Cartas a la dirección

La lenta muerte del Papa

Señores directores: El hecho de que el Papa esté padeciendo una enfermedad que lo afecta cada día más y lo lleva a la inmovilidad paulatina y a carecer de la palabra, más que un hecho médico individual ha pasado a ser un hecho público y masivo. La razón, como es fácil de ver, es por el sujeto que la padece: el jefe de la Iglesia Católica. Todo eso es lógico, lo que me parece fuera de lógica es que la enfermedad del Papa ha pasado a ser un espectáculo de los medios. La imagen de un hombre anciano desparramado en una silla, gesticulando torpemente y hasta hace poco diciendo palabras inentendibles termina siendo un hecho que linda con lo ridículo. Mucha gente que lo ve así postrado reza para que se sane o al menos se mejore y pueda seguir en funciones. Otra gente se pregunta: ¿Y por qué no renuncia? Ése es el interrogante que refiere a una respuesta no tan simple. Hagamos algunas conjeturas.

El Papa no renuncia porque no lo ve como necesario. El Papa no renuncia porque no lo dejan renunciar. El Papa no renuncia porque no es consciente del vacío que produce su inactividad. El Papa no renuncia porque considera que su misión es un mandato divino y que sólo Dios se lo puede pedir. El Papa no renuncia porque piensa que no está garantizado un sucesor que prosiga su línea teológica-pastoral. Y así podríamos seguir enunciando presuntas razones. Quizá no haya una única razón, quizá haya una pluralidad de ellas, pero lo cierto es que estamos como inmóviles, parados en la historia de la humanidad cuya característica más significativa es la velocidad y el vértigo.

El Papa sigue postergando audiencias y presentaciones públicas porque su físico no le da más, mientras una corte de cardenales, monseñores y secretarios lo exhiben agonizante desde la ventana vaticana o del Hospital Gemelli. ¿Estarán ganando tiempo hasta llegar a un acuerdo sobre su sucesor? Las respuestas formales y monocordes hablarían de un pacto interno de silencio y actividad subterránea de los jerarcas.

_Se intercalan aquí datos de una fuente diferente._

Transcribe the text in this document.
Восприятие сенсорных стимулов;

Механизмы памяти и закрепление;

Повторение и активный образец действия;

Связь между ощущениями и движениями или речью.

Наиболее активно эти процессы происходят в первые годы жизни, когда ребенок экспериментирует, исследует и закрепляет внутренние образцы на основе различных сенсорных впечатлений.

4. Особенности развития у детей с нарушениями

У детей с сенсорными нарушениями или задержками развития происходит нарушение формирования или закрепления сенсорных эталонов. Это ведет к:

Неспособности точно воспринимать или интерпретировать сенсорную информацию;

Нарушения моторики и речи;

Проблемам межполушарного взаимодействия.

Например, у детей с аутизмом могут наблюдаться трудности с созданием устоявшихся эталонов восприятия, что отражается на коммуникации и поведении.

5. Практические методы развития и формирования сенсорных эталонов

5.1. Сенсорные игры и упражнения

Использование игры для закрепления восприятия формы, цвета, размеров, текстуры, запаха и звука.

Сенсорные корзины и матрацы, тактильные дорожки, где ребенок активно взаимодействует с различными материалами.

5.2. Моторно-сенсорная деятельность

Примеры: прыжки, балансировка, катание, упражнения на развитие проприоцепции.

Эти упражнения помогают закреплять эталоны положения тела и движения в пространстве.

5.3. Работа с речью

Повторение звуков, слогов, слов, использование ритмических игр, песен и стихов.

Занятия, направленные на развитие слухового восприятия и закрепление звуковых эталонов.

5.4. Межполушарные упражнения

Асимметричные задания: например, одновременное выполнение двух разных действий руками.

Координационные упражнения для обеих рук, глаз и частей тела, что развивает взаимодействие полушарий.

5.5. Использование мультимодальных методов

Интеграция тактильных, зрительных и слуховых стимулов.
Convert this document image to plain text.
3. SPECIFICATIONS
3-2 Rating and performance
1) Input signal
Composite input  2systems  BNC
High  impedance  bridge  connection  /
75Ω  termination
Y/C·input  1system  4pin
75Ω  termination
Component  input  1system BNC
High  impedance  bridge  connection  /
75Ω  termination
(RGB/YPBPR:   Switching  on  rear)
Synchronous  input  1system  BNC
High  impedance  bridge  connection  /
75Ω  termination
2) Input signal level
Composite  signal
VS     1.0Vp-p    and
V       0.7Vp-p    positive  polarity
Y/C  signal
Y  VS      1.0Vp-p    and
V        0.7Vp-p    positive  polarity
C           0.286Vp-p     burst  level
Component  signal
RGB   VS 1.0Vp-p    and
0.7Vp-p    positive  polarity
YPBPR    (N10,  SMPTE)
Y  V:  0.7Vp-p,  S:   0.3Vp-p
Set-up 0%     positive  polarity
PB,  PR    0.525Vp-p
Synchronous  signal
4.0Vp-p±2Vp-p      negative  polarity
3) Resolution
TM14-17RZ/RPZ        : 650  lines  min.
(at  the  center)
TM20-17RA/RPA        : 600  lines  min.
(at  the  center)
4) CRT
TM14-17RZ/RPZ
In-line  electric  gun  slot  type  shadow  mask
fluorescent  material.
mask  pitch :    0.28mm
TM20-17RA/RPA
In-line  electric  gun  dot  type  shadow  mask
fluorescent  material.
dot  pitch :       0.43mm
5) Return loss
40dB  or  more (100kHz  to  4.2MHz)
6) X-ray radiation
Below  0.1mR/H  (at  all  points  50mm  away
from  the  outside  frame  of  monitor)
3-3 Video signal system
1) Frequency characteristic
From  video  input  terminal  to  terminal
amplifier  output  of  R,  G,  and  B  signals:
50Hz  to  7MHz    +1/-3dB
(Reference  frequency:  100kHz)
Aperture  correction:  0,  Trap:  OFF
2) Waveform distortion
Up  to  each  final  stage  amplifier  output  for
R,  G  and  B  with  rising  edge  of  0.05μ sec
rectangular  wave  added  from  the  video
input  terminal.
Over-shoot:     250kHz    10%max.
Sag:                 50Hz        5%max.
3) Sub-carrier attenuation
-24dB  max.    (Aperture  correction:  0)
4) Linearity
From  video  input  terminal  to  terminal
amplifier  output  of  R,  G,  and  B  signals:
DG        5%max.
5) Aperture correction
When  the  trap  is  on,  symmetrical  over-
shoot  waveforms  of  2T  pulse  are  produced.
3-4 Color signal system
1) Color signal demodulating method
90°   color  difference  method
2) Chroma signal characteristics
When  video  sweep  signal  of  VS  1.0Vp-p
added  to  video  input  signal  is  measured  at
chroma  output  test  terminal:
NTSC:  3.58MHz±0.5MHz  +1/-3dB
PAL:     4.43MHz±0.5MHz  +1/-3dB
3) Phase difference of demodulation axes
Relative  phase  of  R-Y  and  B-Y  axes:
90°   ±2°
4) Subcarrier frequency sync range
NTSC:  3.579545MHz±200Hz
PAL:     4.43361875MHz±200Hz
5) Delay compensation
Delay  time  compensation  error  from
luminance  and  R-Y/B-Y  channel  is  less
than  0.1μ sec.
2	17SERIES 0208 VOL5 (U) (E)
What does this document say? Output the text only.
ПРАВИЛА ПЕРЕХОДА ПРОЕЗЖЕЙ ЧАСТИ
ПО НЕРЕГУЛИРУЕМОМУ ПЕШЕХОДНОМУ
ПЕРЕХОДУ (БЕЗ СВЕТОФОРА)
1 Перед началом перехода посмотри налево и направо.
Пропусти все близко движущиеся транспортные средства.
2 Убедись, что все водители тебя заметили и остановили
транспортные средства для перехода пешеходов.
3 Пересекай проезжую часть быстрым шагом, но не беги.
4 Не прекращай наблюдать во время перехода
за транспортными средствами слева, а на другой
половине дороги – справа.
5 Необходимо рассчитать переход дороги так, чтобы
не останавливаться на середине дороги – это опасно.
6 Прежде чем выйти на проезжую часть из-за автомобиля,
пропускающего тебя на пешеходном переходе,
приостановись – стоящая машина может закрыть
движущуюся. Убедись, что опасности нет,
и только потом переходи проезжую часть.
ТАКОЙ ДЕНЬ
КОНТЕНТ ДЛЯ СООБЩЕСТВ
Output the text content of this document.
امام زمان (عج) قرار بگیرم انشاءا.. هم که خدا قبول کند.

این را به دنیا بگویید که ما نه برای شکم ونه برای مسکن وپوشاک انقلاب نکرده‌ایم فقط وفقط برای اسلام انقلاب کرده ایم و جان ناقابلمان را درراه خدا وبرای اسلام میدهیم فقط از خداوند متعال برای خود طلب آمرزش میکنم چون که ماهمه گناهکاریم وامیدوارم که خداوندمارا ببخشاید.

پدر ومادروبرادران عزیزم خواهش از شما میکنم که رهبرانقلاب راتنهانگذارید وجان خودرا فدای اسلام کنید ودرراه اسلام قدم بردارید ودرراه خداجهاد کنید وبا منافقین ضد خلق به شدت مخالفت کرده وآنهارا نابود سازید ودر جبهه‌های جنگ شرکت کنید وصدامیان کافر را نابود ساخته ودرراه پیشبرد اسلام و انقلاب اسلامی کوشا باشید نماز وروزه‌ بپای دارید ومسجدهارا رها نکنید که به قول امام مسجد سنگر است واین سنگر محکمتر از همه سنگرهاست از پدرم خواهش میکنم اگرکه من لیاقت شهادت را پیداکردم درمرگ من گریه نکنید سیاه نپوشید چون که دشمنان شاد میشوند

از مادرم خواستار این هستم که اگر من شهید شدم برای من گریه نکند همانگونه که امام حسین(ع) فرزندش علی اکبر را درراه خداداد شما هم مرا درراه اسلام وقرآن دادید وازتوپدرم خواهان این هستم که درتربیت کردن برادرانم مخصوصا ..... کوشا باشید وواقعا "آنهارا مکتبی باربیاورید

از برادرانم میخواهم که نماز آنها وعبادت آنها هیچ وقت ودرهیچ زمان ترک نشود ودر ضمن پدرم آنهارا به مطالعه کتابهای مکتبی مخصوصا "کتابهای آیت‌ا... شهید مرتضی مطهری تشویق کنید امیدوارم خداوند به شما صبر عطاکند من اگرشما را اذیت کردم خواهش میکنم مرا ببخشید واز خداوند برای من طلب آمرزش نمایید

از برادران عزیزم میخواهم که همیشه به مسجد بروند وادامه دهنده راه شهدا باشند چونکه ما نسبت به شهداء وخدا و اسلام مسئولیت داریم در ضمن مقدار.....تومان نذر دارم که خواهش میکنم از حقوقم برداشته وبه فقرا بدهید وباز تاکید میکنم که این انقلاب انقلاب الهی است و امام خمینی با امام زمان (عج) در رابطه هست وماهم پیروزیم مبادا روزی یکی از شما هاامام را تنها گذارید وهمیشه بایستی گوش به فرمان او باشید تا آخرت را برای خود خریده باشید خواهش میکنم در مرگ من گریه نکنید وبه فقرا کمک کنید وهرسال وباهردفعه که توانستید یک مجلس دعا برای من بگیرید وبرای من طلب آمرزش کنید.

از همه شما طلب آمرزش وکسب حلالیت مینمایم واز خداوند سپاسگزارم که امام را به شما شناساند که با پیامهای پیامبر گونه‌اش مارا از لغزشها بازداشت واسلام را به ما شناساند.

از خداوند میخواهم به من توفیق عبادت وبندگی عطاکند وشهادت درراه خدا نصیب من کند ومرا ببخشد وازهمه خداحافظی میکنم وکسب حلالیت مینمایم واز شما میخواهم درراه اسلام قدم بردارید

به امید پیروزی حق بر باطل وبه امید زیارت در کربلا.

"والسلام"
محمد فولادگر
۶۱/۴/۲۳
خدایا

Para que no sigamos haciendo conjeturas, creo que a las autoridades eclesiásticas les compete la misión de poner punto final al triste espectáculo de un hombre que se está muriendo. Es faltarle el respeto, es no tener en cuenta su derecho a la privacidad de su muerte. Posiblemente, Juan Pablo II ya carezca de la capacidad para tomar una decisión individual, personal. A los que están en su entorno les cabe la responsabilidad histórica de asumir y dar salida a la cuestión en esta hora delicada para el Pueblo de Dios. Y terminar con el bochorno. Alberto Fabián Estrubia, DNI 6.240.308. Ciudad.